Originally published September 6, 2007 at 12:00 AM | Page modified September 6, 2007 at 2:05 AM
Theater
The raw issues in "Mojo" still cry out for discussion
Aishah Rahman has mixed feelings about the ongoing timeliness of her 20-year-old play "The Mojo and the Sayso," which has its Seattle premiere...
Seattle Times theater critic
Coming up
"The Mojo and the Sayso" opens tonight and runs Tuesday-Sunday through Sept. 30 at ACT Theatre, 700 Union St., Seattle; $10-$54 (206-292-7676 or www.acttheatre.org).
The panel discussion "Telling Our Stories — What You Don't Speak You Swallow Down: Grief and Loss in the African American Community," takes place at 6:15 p.m. Saturday. ACT Theatre. Free.
Aishah Rahman has mixed feelings about the ongoing timeliness of her 20-year-old play "The Mojo and the Sayso," which has its Seattle premiere tonight at ACT Theatre under Valerie Curtis Newton's direction.
"I'm so glad it's still being done, but so sad it's still so relevant," said Rahman, by phone from her Providence, R.I., home.
An inner-city family's grief is the subject of "Mojo and the Sayso," inspired by a true 1973 incident. "A 10-year old boy, Clifford Glover, was walking with his father one morning in Queens, N.Y., and two [plain-clothes] policemen stopped them," explained Rahman.
"Not realizing who the men were, the boy and his father ran." The son was shot in the back by the police and killed, and "the father had to live with that," Rahman said.
Pregnant at the time with her daughter Yoruba, Rahman was deeply affected by the case.
Years later she heard that an unscrupulous minister had swindled Glover's family out of its cash settlement from a wrongful-death suit. That's when she began writing "Mojo and the Sayso."
The New York Times lauded the play, in its 1987 premiere at New Jersey's Crossroads Theatre, as "an original, engrossing, at times quite beautiful and moving work."
It has since had quite a few productions. And for the Seattle run, the Hansberry Project (ACT's African-American drama program) is hosting a free public event Saturday evening about issues the play addresses.
"We rarely hear about how a family who's lost a loved one so unexpectedly goes on with their lives, and even finds joy again," observed Hansberry Project managing director Vivian Phillips, moderator of the discussion. "We don't talk much as a community about this kind of grief and loss."
Well-publicized charges of wrongful arrest and police brutality have been lodged by black citizens in many cities in recent years, including Seattle.
But while Phillips is inviting law-enforcement officials to Saturday's event, "what we really want to look at is how we can help people get through the anger, grief and despair the family in Aishah's play experiences."
Set to appear on the panel are retired mental-health administrator Dr. R.Y. Woodhouse, Shirley Caldwell (a clinical consultant and trainer with Therapeutic Health Services) and author and ordained minister Gwendolyn Phillips Coates.

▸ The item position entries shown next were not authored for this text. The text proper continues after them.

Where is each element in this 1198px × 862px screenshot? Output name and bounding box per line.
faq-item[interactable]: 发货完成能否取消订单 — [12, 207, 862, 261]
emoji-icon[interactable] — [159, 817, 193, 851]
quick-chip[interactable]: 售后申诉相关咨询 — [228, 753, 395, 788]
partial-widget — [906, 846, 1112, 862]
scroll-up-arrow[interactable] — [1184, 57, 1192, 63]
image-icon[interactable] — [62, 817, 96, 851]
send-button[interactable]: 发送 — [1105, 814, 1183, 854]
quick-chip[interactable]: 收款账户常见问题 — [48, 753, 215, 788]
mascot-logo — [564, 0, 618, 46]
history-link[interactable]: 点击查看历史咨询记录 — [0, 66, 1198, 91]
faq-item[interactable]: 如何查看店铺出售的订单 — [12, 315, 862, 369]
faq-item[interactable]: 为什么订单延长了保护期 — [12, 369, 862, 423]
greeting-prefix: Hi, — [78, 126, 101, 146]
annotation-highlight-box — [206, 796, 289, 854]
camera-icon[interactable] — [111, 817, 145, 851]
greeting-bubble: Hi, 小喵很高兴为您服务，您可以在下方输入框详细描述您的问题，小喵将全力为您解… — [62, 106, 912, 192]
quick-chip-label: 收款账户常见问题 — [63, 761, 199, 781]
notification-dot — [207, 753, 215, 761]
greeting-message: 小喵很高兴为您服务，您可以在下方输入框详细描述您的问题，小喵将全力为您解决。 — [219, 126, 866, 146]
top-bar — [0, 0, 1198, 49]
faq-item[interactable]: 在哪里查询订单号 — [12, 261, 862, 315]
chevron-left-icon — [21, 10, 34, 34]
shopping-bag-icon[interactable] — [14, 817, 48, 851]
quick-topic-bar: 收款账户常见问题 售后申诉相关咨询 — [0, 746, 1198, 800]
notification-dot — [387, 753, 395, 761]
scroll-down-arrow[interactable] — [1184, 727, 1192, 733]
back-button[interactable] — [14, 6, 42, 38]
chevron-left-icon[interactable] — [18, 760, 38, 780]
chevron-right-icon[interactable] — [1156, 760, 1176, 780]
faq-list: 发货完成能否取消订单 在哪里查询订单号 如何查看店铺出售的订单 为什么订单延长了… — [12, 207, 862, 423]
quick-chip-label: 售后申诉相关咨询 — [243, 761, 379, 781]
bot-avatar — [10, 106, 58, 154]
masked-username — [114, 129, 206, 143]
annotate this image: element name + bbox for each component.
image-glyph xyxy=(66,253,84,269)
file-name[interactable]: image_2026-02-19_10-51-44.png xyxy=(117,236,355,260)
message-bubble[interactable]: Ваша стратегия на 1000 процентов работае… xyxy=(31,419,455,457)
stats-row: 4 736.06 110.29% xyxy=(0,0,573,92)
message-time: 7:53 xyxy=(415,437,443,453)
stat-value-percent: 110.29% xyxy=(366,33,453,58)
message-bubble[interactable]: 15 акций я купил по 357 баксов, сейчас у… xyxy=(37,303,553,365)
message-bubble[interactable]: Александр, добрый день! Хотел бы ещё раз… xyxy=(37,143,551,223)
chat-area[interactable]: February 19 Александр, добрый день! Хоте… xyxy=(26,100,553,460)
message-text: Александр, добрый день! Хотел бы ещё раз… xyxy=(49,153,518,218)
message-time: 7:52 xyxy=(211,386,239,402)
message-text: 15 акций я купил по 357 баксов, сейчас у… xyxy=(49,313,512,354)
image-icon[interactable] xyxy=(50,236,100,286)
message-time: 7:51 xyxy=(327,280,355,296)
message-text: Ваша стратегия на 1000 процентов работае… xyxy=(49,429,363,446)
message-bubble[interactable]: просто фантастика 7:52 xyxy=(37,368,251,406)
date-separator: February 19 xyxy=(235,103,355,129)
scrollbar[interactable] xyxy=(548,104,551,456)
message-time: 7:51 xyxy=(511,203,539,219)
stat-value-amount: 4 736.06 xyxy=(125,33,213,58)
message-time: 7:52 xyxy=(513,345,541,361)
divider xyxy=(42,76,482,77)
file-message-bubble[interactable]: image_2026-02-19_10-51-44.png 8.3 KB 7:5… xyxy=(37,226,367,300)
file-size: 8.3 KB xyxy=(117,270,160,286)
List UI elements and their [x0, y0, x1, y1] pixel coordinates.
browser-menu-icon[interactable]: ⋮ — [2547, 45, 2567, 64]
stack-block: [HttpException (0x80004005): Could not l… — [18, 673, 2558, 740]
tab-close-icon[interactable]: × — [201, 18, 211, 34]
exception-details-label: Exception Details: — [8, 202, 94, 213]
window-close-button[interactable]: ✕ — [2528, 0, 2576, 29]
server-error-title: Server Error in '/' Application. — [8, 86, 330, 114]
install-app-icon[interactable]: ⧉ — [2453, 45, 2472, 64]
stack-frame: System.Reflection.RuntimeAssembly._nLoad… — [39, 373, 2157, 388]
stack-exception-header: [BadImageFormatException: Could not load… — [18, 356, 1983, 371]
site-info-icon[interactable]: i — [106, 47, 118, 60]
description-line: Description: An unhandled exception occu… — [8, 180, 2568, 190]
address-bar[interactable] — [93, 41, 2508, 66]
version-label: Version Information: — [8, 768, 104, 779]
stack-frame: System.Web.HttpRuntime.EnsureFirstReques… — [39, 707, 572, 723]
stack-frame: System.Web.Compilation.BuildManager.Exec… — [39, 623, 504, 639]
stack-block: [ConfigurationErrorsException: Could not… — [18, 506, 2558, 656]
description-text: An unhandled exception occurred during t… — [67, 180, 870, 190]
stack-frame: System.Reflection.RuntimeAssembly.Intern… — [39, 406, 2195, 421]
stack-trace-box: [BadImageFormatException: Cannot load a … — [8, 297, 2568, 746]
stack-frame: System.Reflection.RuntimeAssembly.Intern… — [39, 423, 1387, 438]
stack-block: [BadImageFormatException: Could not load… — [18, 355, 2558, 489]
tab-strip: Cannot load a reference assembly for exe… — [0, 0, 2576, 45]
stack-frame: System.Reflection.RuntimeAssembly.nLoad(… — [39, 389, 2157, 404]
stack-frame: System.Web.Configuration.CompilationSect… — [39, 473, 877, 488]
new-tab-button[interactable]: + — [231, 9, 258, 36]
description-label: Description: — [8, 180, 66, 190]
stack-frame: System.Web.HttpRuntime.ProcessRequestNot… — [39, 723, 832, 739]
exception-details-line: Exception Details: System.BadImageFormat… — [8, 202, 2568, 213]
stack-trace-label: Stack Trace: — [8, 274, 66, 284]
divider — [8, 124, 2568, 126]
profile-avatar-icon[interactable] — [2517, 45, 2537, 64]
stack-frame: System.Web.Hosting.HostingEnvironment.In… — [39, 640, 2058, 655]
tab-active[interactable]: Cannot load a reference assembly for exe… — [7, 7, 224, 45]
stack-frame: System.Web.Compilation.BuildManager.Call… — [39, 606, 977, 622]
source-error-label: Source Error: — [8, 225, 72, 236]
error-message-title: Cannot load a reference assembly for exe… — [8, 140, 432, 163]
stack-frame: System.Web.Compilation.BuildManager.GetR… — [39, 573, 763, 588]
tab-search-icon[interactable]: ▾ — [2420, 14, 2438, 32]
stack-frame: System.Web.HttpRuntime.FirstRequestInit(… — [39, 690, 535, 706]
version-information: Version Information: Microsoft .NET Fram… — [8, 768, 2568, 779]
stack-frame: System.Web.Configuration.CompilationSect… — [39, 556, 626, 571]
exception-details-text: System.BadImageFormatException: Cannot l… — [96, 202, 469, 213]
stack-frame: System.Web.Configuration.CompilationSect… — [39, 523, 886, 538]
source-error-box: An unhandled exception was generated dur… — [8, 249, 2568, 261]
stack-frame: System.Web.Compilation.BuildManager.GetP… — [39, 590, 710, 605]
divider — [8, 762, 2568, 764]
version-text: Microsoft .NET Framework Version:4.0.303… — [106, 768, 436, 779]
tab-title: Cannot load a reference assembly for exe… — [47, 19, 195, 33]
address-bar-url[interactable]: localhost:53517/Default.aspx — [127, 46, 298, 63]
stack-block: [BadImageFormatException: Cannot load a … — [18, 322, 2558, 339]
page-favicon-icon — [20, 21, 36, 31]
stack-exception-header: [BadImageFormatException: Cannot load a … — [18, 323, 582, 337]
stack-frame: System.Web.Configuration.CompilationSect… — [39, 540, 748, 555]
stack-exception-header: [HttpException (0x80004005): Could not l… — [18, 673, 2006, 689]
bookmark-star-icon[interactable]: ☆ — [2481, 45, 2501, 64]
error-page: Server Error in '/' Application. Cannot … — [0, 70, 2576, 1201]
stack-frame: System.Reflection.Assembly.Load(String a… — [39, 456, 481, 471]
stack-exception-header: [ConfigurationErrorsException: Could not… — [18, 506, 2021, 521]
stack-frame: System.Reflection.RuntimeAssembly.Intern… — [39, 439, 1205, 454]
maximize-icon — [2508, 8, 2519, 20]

Coates' recent book "Waiting on My Lunch Date: A Journey Though Grief and a Path to Joy," is based on her own mourning process after the sudden death of her husband.
Rahman, who teaches at Brown University, is gratified that "Mojo and the Sayso" catalyzes such exchanges. She was also pleased when a black policeman saw the show and told her how glad he was "that it's not an anti-police play."
"This was a purposeful decision on my part. What I wanted to portray was the interior of these people. How do you go on living after this kind of loss? What happens after the headlines go away?"
Rahman feels the issues she's addressed in her plays and 2001 memoir ("Chewing Water") are not race-bound.
"My analysis is that urban violence is a reflection of America at large. We're all affected by the larger culture, and over the years we've become alienated from one another. It hurts me to say it, but we've lost our sense of common values."